Thermal conductivity testing has shown that decreasing fiber diameter into the nanoscale increases thermal resistance of popular insulative materials by almost 50%.
Many materials when processed into nanofiber dramatically improve electron transfer. Combined with the extremely thin nature of a nanofiber web, these properties have substantial benefits in energy storage, photocatalytics and sensors.
Core research and product development of nanofibers has gained significant prominence in recent years as evidenced by more than 350 related patent applications and almost 600 journal publications in 2009 (Exhibit 1).
The primary interests in nanofibers revolve around increased surface area and novel mechanical properties of materials in the nanoscale. As fiber diameter decreases the integrity of mechanical properties of that material increases by orders of magnitude. Similarly, the surface area of nanofibers is substantially greater than fibers on the micron level and higher. These factors have profound implications in a broad range of applications.
Nanofiber research is taking place across a wide spectrum of industries. Some of the more prominent applications include:
Filters are perhaps the most obvious use of nanofibers, where filter performance is based on producing the highest flow rate while trapping and retaining the finest particles without blocking the filter. Nanofibers have improved interception and inertial impaction efficiencies and result in slip flow at the fiber surface, resulting in better performance at a given pressure drop. Nanofibers are currently incorporated into commercial filters in air, liquid and automotive applications in both industrial and consumer markets by some of the largest filtration companies in the world.
As fiber diameters decrease, desired mechanical properties increase in integrity. Specifically, strength to weight ratios are improved dramatically, reducing the probability of fiber failure. In addition, the nano scale pores created by the fibrous mesh provide the potential for strong insulation properties.

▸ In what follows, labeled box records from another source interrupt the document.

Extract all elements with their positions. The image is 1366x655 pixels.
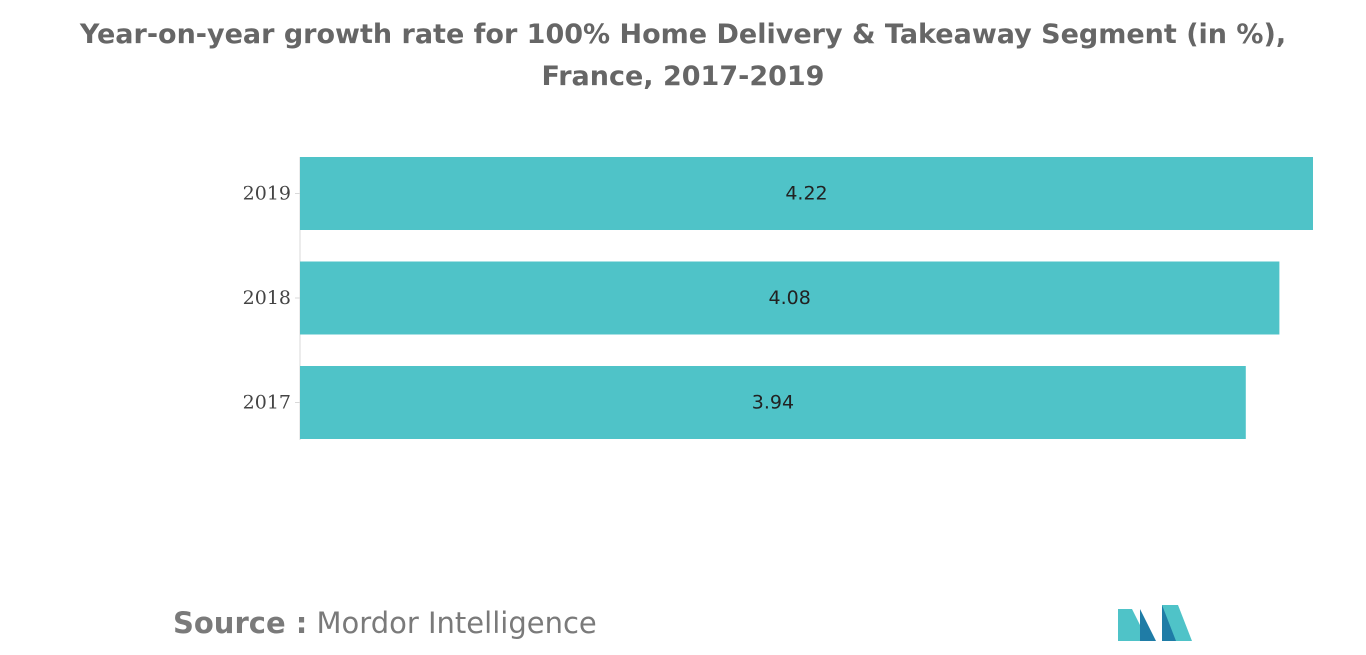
logo-shape-mid: [1140, 609, 1156, 641]
bar-value-label: 4.22: [785, 183, 827, 205]
bars-layer: 2019 4.22 2018 4.08 2017 3.94: [243, 157, 1313, 439]
logo-shape-accent: [1162, 605, 1192, 641]
source-label: Source :: [173, 606, 308, 640]
y-tick-label: 2017: [243, 392, 291, 414]
y-tick-label: 2018: [243, 287, 291, 309]
bar-value-label: 4.08: [769, 287, 811, 309]
bar-2019: [300, 157, 1313, 230]
chart-title: Year-on-year growth rate for 100% Home D…: [79, 19, 1287, 92]
y-tick-label: 2019: [243, 183, 291, 205]
source-line: Source : Mordor Intelligence: [173, 606, 597, 640]
mordor-logo-icon: [1118, 605, 1192, 641]
bar-2017: [300, 366, 1246, 439]
source-text: Mordor Intelligence: [316, 606, 597, 640]
bar-value-label: 3.94: [752, 392, 794, 414]
bar-2018: [300, 261, 1280, 335]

Nonwoven Consumer Products
The ability to load vitamins and drugs in nanofibers and deposit them on the skin through the high surface area is being explored for cosmetic applications. Diapers, wipes and other products that will benefit from fibers that are biodegradable, biocompatible and absorbent are potential beneficiaries of nanofibers.

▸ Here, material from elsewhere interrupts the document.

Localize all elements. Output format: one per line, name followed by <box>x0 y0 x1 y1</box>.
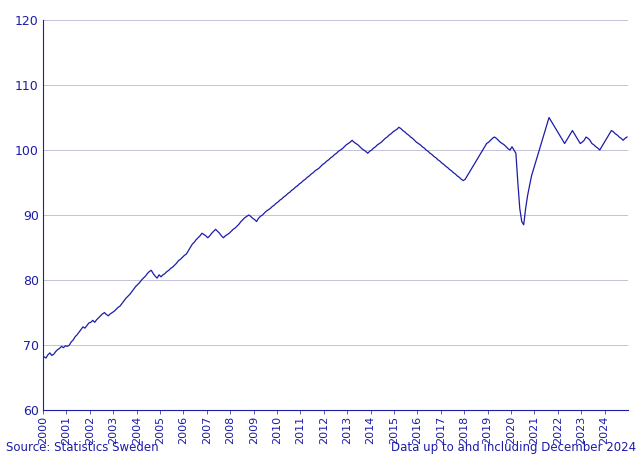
Text: Data up to and including December 2024: Data up to and including December 2024 <box>392 442 637 454</box>
Text: Source: Statistics Sweden: Source: Statistics Sweden <box>6 442 159 454</box>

Nanofibers are being applied to photovoltaics and batteries due primarily to increasing surface area of certain absorbent and catalytic materials. Battery separators and even electrodes are being developed from nanofiber materials. Nanofibers generated from ceramics and metals are being developed for capacitors and photovoltaics.
Ceramic nanofibers bearing nanoparticles of several types of noble metals are being developed for catalytic applications in both automotive and industrial settings. The dramatic increase in surface area enables less of the expensive metals (Platinum, Palladium, Rhodium) to be used while achieving the same levels of performance, which leads to severe cost reduction.
Healthcare applications are many and varied, including:
- Tissue engineering: Fiber mesh is used to replicate the extracellular matrix. The primary advantage of nanofibers is associated with the porous nature of their assembly and increased surface area.
- Drug delivery: The ability for nanofibers to be made from biodegradable, non-biodegradable and hybrid materials enables nanofibers to be utilized for drug delivery for antibiotics. The high surface areas enable high drug loadings and transfer to specific sites.
- Wound care: The use of nanofiber materials for wound care enables the creation of complex layered dressings that can include multiple therapeutic benefits in a single product. In addition, nanofiber materials offer more surface exposure of active ingredients, providing the opportunity to enhance and increase efficacy of new or existing products.